Why is God’s beauty often absent from our theology?
Rarely do theologians take up the theme of God’s beauty—even more rarely do they consider how God’s beauty should shape the task of theology itself. But the psalmist says that the heart of the believer's desire is to behold the beauty of the Lord.
In The Beauty of the Lord Jonathan King restores aesthetics as not merely a valid lens for theological reflection, but an essential one. Jesus, our incarnate Redeemer, displays the Triune God’s beauty in his actions and person, from creation to final consummation. How can and should theology better reflect this unveiled beauty?
The Beauty of the Lord is a renewal of a truly aesthetic theology and a properly theological aesthetics.
Truth and goodness are essential, but—in contrast with our forebears—beauty seems to have been marginalized in modern Reformed and evangelical theology. This volume is therefore a serious contribution, filling a lacuna in our systematic theology. Grounded in the triune Beauty, revealed consummately in Christ, and informed by Balthasar and other major interpreters of the catholic tradition, The Beauty of the Lord carves out its own unique place in reflection on theological aesthetics. A feast for the soul, this book will transform the way we think about God and his works.
—Michael Horton, J. Gresham Machen Professor of Systematic Theology and Apologetics, Westminster Seminary California
The beauty of God is an area of theological reflection that has been ignored by theologians for much of the past two hundred and fifty years. It was probably in the mid-eighteenth century when this discussion was last a topic of significant reflection with Jonathan Edwards. In the past twenty years or so, though, the subject has been cropping up in various places, and I was thrilled to read this new work by Jonathan King on God's beauty. It is cogently argued from both Scripture and Church History, and will hopefully become a touchstone for future reflection and thought on this vital subject. Highly recommended.
—Michael A. G. Haykin, Professor of Church History & Director of The Andrew Fuller Center for Baptist Studies, The Southern Baptist Theological Seminary, Louisville, Kentucky
This is the kind of theology that edifies the church. While many theoretical discussions about certain far-flung doctrines may be hard to relate to the everyday life of the Christian, this discussion of God’s beauty is different. Sound doctrine is always salutary, but it does not always stir the heart. By way of contrast, this study of the beauty of the Lord aims not only to give the reader right understanding, but also right heartedness: a right perspective on and a passion for the fittingness of God’s plan of redemption.

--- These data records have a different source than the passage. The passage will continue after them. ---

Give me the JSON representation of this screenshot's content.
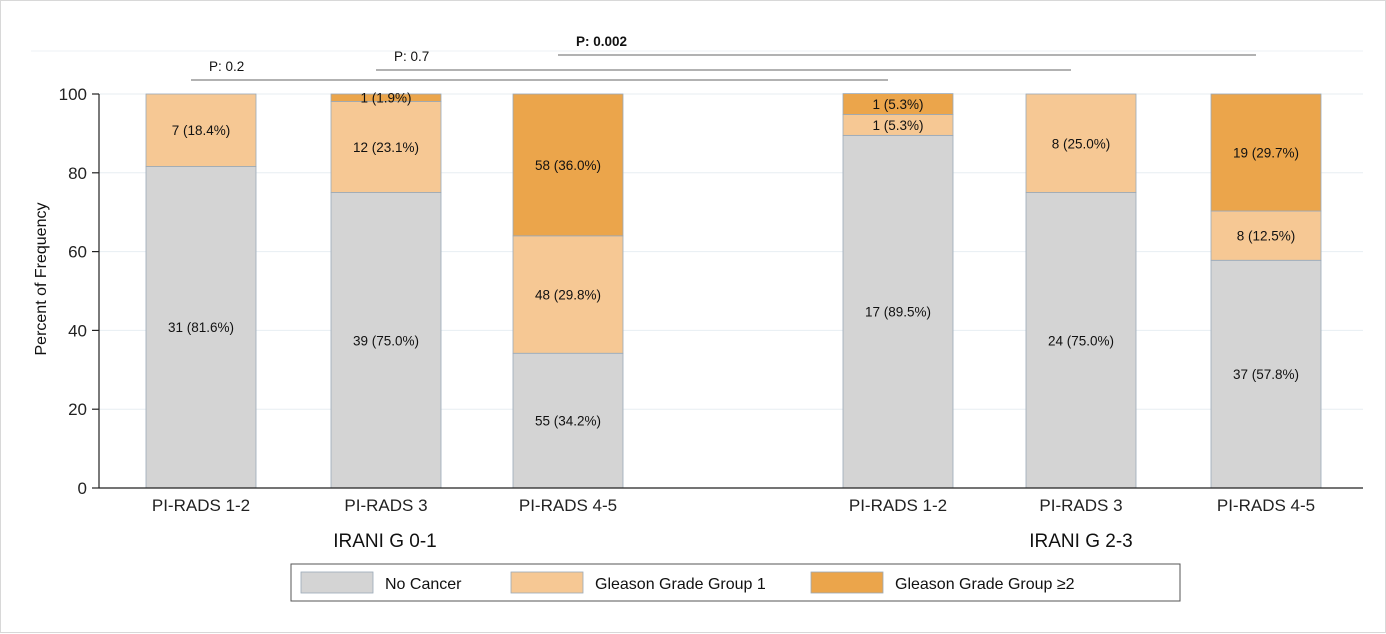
{
  "chart_data": {
    "type": "bar",
    "stacked": true,
    "ylabel": "Percent of Frequency",
    "ylim": [
      0,
      100
    ],
    "yticks": [
      0,
      20,
      40,
      60,
      80,
      100
    ],
    "grid": true,
    "legend_position": "bottom",
    "groups": [
      {
        "label": "IRANI G 0-1",
        "categories": [
          "PI-RADS 1-2",
          "PI-RADS 3",
          "PI-RADS 4-5"
        ]
      },
      {
        "label": "IRANI G 2-3",
        "categories": [
          "PI-RADS 1-2",
          "PI-RADS 3",
          "PI-RADS 4-5"
        ]
      }
    ],
    "series": [
      {
        "name": "No Cancer",
        "color": "#d4d4d4",
        "values": [
          81.6,
          75.0,
          34.2,
          89.5,
          75.0,
          57.8
        ],
        "labels": [
          "31 (81.6%)",
          "39 (75.0%)",
          "55 (34.2%)",
          "17 (89.5%)",
          "24 (75.0%)",
          "37 (57.8%)"
        ]
      },
      {
        "name": "Gleason Grade Group 1",
        "color": "#f6c894",
        "values": [
          18.4,
          23.1,
          29.8,
          5.3,
          25.0,
          12.5
        ],
        "labels": [
          "7 (18.4%)",
          "12 (23.1%)",
          "48 (29.8%)",
          "1 (5.3%)",
          "8 (25.0%)",
          "8 (12.5%)"
        ]
      },
      {
        "name": "Gleason Grade Group ≥2",
        "color": "#eba54b",
        "values": [
          0,
          1.9,
          36.0,
          5.3,
          0,
          29.7
        ],
        "labels": [
          "",
          "1 (1.9%)",
          "58 (36.0%)",
          "1 (5.3%)",
          "",
          "19 (29.7%)"
        ]
      }
    ],
    "annotations": [
      {
        "text": "P: 0.2",
        "from_bar": 0,
        "to_bar": 3,
        "bold": false
      },
      {
        "text": "P: 0.7",
        "from_bar": 1,
        "to_bar": 4,
        "bold": false
      },
      {
        "text": "P: 0.002",
        "from_bar": 2,
        "to_bar": 5,
        "bold": true
      }
    ]
  }
}
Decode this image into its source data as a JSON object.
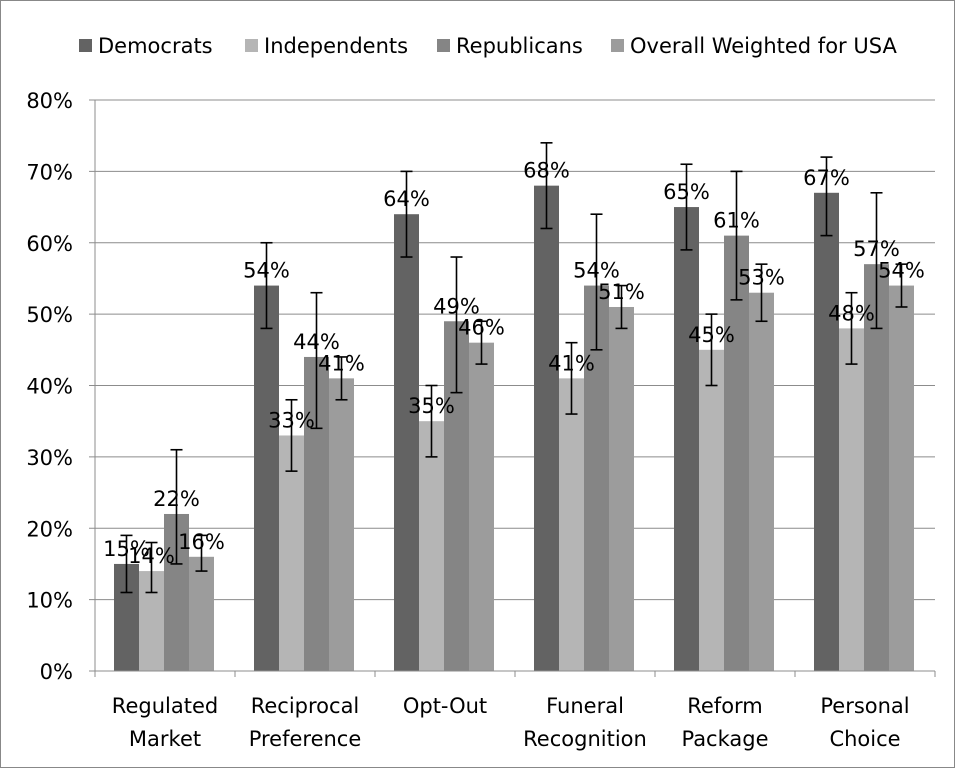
{
  "chart_data": {
    "type": "bar",
    "title": "",
    "xlabel": "",
    "ylabel": "",
    "ylim": [
      0,
      80
    ],
    "ytick_step": 10,
    "ytick_format": "percent",
    "grid": true,
    "legend_position": "top",
    "categories": [
      [
        "Regulated",
        "Market"
      ],
      [
        "Reciprocal",
        "Preference"
      ],
      [
        "Opt-Out"
      ],
      [
        "Funeral",
        "Recognition"
      ],
      [
        "Reform",
        "Package"
      ],
      [
        "Personal",
        "Choice"
      ]
    ],
    "series": [
      {
        "name": "Democrats",
        "color": "#636363",
        "values": [
          15,
          54,
          64,
          68,
          65,
          67
        ],
        "error_low": [
          11,
          48,
          58,
          62,
          59,
          61
        ],
        "error_high": [
          19,
          60,
          70,
          74,
          71,
          72
        ]
      },
      {
        "name": "Independents",
        "color": "#b5b5b5",
        "values": [
          14,
          33,
          35,
          41,
          45,
          48
        ],
        "error_low": [
          11,
          28,
          30,
          36,
          40,
          43
        ],
        "error_high": [
          18,
          38,
          40,
          46,
          50,
          53
        ]
      },
      {
        "name": "Republicans",
        "color": "#858585",
        "values": [
          22,
          44,
          49,
          54,
          61,
          57
        ],
        "error_low": [
          15,
          34,
          39,
          45,
          52,
          48
        ],
        "error_high": [
          31,
          53,
          58,
          64,
          70,
          67
        ]
      },
      {
        "name": "Overall Weighted for USA",
        "color": "#9c9c9c",
        "values": [
          16,
          41,
          46,
          51,
          53,
          54
        ],
        "error_low": [
          14,
          38,
          43,
          48,
          49,
          51
        ],
        "error_high": [
          19,
          44,
          49,
          54,
          57,
          57
        ]
      }
    ],
    "data_labels": [
      [
        "15%",
        "54%",
        "64%",
        "68%",
        "65%",
        "67%"
      ],
      [
        "14%",
        "33%",
        "35%",
        "41%",
        "45%",
        "48%"
      ],
      [
        "22%",
        "44%",
        "49%",
        "54%",
        "61%",
        "57%"
      ],
      [
        "16%",
        "41%",
        "46%",
        "51%",
        "53%",
        "54%"
      ]
    ]
  }
}
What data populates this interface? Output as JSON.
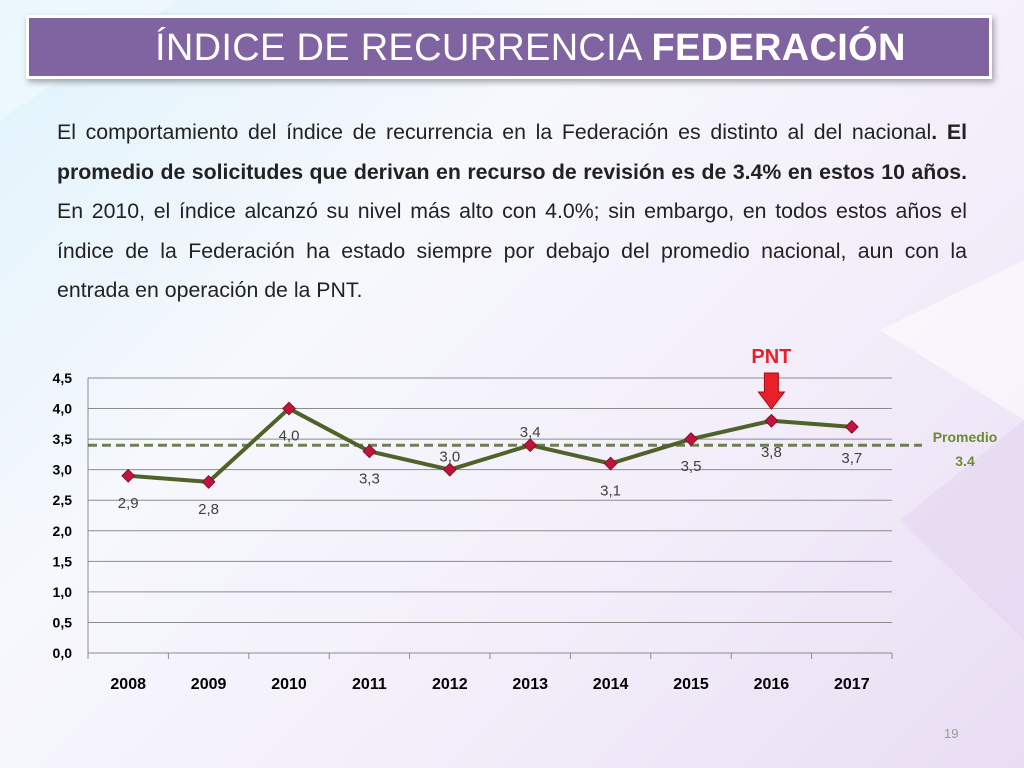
{
  "slide": {
    "title_regular": "ÍNDICE DE RECURRENCIA ",
    "title_bold": "FEDERACIÓN",
    "paragraph": {
      "part1": "El comportamiento del índice de recurrencia en la Federación es distinto al del nacional",
      "part2": ". El promedio de solicitudes que derivan en recurso de revisión es de 3.4% en estos 10 años.",
      "part3": " En 2010, el índice alcanzó su nivel más alto con 4.0%; sin embargo, en todos estos años el índice de la Federación ha estado siempre por debajo del promedio nacional, aun con la entrada en operación de la PNT."
    },
    "page_number": "19"
  },
  "chart_data": {
    "type": "line",
    "categories": [
      "2008",
      "2009",
      "2010",
      "2011",
      "2012",
      "2013",
      "2014",
      "2015",
      "2016",
      "2017"
    ],
    "series": [
      {
        "values": [
          2.9,
          2.8,
          4.0,
          3.3,
          3.0,
          3.4,
          3.1,
          3.5,
          3.8,
          3.7
        ],
        "labels": [
          "2,9",
          "2,8",
          "4,0",
          "3,3",
          "3,0",
          "3,4",
          "3,1",
          "3,5",
          "3,8",
          "3,7"
        ],
        "color": "#4f6228",
        "marker_color": "#c0143c"
      }
    ],
    "yticks": [
      "0,0",
      "0,5",
      "1,0",
      "1,5",
      "2,0",
      "2,5",
      "3,0",
      "3,5",
      "4,0",
      "4,5"
    ],
    "ylim": [
      0,
      4.5
    ],
    "grid": true,
    "average": {
      "value": 3.4,
      "label_line1": "Promedio",
      "label_line2": "3.4",
      "color": "#4f6228"
    },
    "annotation": {
      "text": "PNT",
      "category": "2016",
      "color": "#e8202a"
    }
  }
}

—Kevin J. Vanhoozer, Research Professor of Systematic Theology, Trinity Evangelical Divinity School
“Our next category, religious aesthetics, attempts to understand the nature of aesthetic phenomena in art and the natural world, but especially in relation to one’s participation in religious traditions and expression.” (Page 4)
“Rather, it is a dogmatic account of the beauty of the Lord (i.e., it is a proposal about the doctrine of God). Beauty is not merely in the eye of the beholder (this way modern subjectivism lies); rather, beauty is in the being and activity of God, rooted in the divine attributes. Accordingly, King focuses on the beauty of the plan of God, the unified history of redemption recounted in the Scriptures and enacted in the history of Jesus Christ.” (Page xi)
“Integral to our theory is that the beauty of something evokes from the percipient (the perceiving subject) an affective response of delight—that is, a kind of aesthetic pleasure. The lapidary statement by Etienne Gilson provides a critical insight that applies here: ‘The pleasure experienced in knowing the beautiful does not constitute beauty itself, but it betrays its presence.’23 Indeed, what uniquely characterizes the quality of beauty is its effect of evoking pleasure or delight in the act of perceiving it.” (Page 12)
“Effectively there are four basic categories in terms of respective concerns and the ways theology applies and is integrated: (1) natural theology of beauty, (2) theology of the arts, (3) religious aesthetics, and (4) theological aesthetics.” (Page 2)
“Aesthetics narrowly conceived denotes any real thing that is perceivable by human beings as patently or conspicuously beautiful.” (Page 16)
Studies in Historical and Systematic Theology is a peer-reviewed series of contemporary monographs exploring key figures, themes, and issues in historical and systematic theology from an evangelical perspective.